En un pequeño pueblo rodeado de montañas verdes y ríos cristalinos, Leo, un niño de diez años, despertaba cada mañana no con el canto de los pájaros, sino con el tintineo de las notificaciones de su celular. Aunque vivía con sus padres, su verdadero compañero era su celular. En él, encontraba juegos, amigos virtuales, y un sinfín de vídeos que lo mantenían pegado a la pantalla desde que abría los ojos hasta que los cerraba de nuevo por la noche.
En la escuela, Leo parecía estar físicamente presente, pero su mente y su atención estaban invariablemente en otro lugar: en las profundidades de su dispositivo. Sus maestros intentaban atraerlo con lecciones interactivas y debates en clase, pero Leo solo quería terminar la tarea lo más rápido posible para volver a sumergirse en su mundo digital. Sus compañeros charlaban y jugaban en los recreos, mientras él se refugiaba en un rincón con su celular.
En casa, la situación era similar. Sus padres, ambos trabajadores a tiempo completo, estaban contentos al principio de que Leo pareciera tan autosuficiente y tranquilo, siempre ocupado con su dispositivo. No obstante, empezaron a preocuparse al notar que su hijo apenas interactuaba con ellos o con cualquier otra persona fuera de la pantalla brillante. Los intentos de establecer límites en el uso del celular eran metidos con resistencia y frustración.
Una tarde, un inesperado apagón sacudió el barrio. Sin electricidad, el mundo digital de Leo se desvaneció ante sus ojos. Al principio, se sintió completamente perdido, como un náufrago en una isla desierta. Pero entonces, sucedió algo maravilloso. Con nada mejor que hacer, Leo salió al patio trasero y se encontró con un viejo telescopio que su abuelo le había regalado años atrás.
Mientras exploraba el cielo estrellado esa noche, Leo sintió una emoción que hacía mucho no experimentaba. Al día siguiente, sin su celular a mano (pues aún no regresaba la electricidad), empezó a hablar más con sus padres, quienes le compartieron historias de su infancia y juegos de mesa que habían guardado en el ático. En la escuela, sin distracciones, participó en un proyecto de ciencia y descubrió que realmente disfrutaba trabajar en equipo.
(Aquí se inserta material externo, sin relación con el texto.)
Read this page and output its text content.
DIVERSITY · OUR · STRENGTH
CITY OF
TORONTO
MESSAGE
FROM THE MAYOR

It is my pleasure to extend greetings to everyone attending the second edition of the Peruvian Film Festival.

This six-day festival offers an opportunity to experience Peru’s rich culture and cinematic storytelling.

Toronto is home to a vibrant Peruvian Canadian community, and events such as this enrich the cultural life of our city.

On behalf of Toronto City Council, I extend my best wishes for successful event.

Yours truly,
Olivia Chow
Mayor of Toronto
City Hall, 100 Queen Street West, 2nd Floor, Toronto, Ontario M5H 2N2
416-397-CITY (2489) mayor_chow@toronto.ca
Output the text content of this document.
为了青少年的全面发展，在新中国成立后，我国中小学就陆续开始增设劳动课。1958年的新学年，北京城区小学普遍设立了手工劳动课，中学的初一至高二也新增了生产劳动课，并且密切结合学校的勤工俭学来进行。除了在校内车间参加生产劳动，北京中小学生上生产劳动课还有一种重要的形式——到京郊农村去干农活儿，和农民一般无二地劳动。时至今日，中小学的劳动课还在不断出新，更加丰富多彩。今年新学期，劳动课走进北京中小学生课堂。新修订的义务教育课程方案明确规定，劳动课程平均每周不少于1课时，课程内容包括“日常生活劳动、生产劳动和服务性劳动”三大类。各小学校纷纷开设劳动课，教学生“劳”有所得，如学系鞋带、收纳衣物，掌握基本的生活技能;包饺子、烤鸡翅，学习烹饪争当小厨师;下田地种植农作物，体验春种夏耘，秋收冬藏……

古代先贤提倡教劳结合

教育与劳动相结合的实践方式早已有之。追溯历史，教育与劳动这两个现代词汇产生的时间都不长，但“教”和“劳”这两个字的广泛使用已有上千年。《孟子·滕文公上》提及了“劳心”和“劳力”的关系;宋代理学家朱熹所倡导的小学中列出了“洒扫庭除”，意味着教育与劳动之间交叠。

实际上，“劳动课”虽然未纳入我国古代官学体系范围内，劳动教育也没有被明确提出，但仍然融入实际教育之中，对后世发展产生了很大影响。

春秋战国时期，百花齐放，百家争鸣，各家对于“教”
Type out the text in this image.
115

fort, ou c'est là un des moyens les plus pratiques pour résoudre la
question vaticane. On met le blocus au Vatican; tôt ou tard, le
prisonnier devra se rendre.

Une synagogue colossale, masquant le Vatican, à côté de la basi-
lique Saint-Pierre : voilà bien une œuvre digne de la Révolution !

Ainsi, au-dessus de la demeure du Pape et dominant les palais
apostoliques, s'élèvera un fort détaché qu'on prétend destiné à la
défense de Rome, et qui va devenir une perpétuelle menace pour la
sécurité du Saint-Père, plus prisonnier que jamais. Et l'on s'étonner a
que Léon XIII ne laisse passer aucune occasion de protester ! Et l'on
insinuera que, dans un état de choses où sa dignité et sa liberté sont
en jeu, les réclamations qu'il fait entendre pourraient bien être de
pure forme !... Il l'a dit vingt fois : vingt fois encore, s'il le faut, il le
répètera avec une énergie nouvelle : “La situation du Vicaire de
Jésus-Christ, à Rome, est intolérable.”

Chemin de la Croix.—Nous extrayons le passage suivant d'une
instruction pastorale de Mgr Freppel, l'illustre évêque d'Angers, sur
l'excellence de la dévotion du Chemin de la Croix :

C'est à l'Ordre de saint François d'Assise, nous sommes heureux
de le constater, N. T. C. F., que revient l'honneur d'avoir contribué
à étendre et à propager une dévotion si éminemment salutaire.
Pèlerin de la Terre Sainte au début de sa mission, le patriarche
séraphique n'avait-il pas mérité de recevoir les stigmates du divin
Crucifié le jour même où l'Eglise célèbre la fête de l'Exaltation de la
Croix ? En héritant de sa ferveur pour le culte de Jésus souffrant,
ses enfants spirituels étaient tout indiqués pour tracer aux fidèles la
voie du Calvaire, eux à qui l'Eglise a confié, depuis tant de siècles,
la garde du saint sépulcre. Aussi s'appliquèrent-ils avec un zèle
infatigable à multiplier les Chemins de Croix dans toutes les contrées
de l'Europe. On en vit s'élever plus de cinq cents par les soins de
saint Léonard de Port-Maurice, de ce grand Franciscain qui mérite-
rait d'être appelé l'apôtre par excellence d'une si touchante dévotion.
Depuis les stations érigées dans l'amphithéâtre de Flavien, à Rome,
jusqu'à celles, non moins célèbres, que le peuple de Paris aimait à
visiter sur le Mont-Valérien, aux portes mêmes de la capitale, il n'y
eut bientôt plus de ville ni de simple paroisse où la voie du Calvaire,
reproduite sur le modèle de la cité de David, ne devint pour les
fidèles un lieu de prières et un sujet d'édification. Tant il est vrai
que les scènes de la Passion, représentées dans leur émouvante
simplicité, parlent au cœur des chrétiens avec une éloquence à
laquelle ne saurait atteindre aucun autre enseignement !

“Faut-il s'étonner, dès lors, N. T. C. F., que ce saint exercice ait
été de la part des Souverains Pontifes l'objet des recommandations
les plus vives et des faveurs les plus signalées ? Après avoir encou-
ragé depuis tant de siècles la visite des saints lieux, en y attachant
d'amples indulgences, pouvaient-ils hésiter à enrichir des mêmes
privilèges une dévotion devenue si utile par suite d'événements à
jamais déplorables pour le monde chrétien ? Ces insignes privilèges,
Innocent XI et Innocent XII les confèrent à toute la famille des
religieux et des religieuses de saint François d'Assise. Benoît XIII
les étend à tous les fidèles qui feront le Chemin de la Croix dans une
Cuando la electricidad finalmente regresó, Leo no corrió de inmediato a su celular. Algo en él había cambiado. Había descubierto que la vida más allá de la pantalla tenía mucho que ofrecer. Decidió entonces establecer sus propios límites para el uso del celular, dedicando tiempo a sus nuevas amistades y hobbies que había descubierto durante el apagón.